Benim de yakın çevremde birçok insan bunları geçmişte de savunmadılar. Biz 6 sıfırı atıyoruz dediğimizde, 'Taksim Meydanı'nda anırırım' diyenler vardı. En yakınımda olanlardan bile, şu anda o da siyasette, 'kurmayacağım' dedi halde parti de kurdu. Şimdi 6 sıfır attık diye övünmeye başladı. Benzer birçok ekonomik kararın altında benim imzam var. Sen benim bakanımsın. Artık cari açık verip bu açığı dış borçla finanse eden değil, döviz kazanıp cari fazla veren bir ekonomi olma hedefiyle hareket ediyoruz, bu hedefe çok yakınız. Şu anda yüksek faizle sıcak para çekerek döviz kurunu baskılayıp ithalatı ucuzlatmak enflasyonla mücadele değildir.

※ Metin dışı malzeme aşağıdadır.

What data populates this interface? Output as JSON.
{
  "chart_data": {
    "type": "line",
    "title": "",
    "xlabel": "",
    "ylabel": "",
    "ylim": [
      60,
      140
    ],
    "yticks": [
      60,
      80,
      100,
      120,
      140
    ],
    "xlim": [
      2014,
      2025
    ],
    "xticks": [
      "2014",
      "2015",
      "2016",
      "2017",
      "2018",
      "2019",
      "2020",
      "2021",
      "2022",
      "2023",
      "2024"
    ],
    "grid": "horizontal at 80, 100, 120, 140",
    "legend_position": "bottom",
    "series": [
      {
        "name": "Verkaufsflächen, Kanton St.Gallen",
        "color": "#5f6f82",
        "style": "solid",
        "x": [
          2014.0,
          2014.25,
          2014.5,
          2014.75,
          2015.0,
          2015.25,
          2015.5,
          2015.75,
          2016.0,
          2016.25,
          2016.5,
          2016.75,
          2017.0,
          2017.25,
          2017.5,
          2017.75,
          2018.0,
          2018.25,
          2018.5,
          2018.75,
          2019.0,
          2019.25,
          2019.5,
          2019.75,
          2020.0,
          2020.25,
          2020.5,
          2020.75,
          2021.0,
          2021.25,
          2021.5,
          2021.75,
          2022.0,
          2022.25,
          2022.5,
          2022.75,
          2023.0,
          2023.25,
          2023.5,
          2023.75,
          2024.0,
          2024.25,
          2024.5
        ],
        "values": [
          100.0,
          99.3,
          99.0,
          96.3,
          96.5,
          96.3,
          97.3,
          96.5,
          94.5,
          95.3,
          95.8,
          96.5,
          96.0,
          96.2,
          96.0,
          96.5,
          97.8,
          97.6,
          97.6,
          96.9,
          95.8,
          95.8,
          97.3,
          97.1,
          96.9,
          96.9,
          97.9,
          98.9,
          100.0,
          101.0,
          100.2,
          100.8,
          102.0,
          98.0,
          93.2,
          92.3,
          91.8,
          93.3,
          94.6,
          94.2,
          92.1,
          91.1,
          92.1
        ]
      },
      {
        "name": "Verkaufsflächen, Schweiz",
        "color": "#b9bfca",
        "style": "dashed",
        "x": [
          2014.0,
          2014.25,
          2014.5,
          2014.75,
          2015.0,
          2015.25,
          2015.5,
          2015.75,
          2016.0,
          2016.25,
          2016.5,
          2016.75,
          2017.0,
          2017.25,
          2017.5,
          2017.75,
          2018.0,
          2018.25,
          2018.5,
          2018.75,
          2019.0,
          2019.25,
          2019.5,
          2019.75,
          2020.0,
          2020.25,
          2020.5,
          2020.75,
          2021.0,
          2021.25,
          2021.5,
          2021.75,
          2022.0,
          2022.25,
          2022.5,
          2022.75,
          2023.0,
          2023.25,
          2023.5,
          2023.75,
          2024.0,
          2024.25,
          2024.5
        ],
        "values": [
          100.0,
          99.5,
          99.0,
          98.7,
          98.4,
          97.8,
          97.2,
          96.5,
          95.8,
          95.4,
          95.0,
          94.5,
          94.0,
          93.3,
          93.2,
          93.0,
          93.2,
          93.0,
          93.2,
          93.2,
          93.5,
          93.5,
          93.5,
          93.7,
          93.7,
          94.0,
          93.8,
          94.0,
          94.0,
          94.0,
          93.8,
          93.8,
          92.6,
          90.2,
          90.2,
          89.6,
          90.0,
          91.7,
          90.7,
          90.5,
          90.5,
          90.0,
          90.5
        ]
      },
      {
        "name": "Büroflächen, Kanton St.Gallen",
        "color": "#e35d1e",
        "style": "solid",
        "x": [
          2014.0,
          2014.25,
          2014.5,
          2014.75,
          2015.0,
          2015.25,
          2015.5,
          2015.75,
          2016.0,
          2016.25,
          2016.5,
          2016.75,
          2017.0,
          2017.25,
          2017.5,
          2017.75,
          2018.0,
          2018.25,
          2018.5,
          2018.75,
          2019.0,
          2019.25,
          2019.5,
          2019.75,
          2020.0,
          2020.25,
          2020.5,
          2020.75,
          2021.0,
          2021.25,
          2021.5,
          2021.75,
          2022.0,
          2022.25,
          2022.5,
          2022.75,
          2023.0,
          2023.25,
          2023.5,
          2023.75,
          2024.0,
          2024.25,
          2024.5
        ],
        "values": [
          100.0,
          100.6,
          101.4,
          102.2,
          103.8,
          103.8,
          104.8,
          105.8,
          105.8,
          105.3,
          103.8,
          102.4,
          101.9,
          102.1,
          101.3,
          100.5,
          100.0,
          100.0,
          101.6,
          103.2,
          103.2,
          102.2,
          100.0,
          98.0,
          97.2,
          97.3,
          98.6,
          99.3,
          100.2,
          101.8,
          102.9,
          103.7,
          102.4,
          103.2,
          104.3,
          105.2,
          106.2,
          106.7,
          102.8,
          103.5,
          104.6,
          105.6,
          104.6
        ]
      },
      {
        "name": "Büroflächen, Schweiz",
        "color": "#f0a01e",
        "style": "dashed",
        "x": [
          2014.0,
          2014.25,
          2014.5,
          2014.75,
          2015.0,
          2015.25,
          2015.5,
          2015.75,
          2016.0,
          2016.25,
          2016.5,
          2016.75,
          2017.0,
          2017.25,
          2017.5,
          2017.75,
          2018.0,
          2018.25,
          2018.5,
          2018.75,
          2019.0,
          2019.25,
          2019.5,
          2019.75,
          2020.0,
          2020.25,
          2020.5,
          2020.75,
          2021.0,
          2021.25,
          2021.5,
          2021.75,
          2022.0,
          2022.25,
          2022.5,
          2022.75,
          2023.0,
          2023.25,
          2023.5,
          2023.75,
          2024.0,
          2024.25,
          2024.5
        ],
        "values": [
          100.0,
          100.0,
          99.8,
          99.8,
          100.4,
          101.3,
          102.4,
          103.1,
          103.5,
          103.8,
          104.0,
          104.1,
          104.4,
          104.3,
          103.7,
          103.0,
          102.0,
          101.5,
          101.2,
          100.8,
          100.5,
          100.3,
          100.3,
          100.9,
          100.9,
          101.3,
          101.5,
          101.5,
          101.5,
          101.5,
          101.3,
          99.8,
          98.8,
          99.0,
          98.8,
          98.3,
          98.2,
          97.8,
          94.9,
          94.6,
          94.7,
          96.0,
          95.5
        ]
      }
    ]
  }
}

Bize dayatılan yüksek faiz politikası yeni bir olay da değil. Yerli üretimi yok eden üretim maliyetlerini arttırarak yapısal enflasyonu kalıcı hale getiren bir modeldir. Biz bu sarmala son veriyoruz.
Bugün geldiğimiz noktada ihracatımızın, ithalatımızı karşılama oranı yüzde 90'lara ulaştı. Turizmde de hızla toparlanma sürecindeyiz. Şu mevsimde turizmde Rusya'dan ciddi bir turist akını var. Antalya şu anda hiçbir mevsimde görülmemiş Rus turist çekiyor. Bu konuda sayın Putin'le olan, Rusya'yla olan dayanışmamız bu tür turist akınını da sağlıyor. Yıllık cari açığımızı da aydan aya hızla azaltıyoruz
Ekonomik güvenlik ulusal güvenliğin parçasıdır. Makro göstergelerimiz ve son dönemdeki ekonomik performansımız gayet iyi durumdadır. Döviz kurunda gördüğümüz son hareketlerin ekonomik temeli olmadığı da açıktır. Ülkemizin giderek güçlenmesi ve bağımsız politikalar izleyebilecek duruma gelmesi bazılarını rahatsız ediyor. Ana muhalefetin başındaki kişi bundan ciddi manada rahatsız oluyor. Bu kişi siyaseti anlamış değil. SSK'yı batıran o zihniyet hâlâ aynı yerde. SSK'nın hastanelerinde insanların morglarda öldüğü dönemin sorumlusu sen değil misin?
Rahmetli Savaş Ay'ın programını hiç unutmuyorum, bay Kemal'le dalga geçiyordu adeta. Şu anda da aynı konumda, hiç umurunda değil. MGK'de bunları görüşmeyeceğiz de nerede görüşeceğiz? MGK bu işlerin en hassas noktada görüşüldüğü ve görüşüleceği yerdir. Algı operasyonlarıyla, döviz manipülasyonlarıyla bizi zayıflatmak ve engellemek artık mümkün değildir. Tehditler karşısında gereğini yapacak güçte ve kararda olduğumuzu MGK'de de teyit etmiş olduk.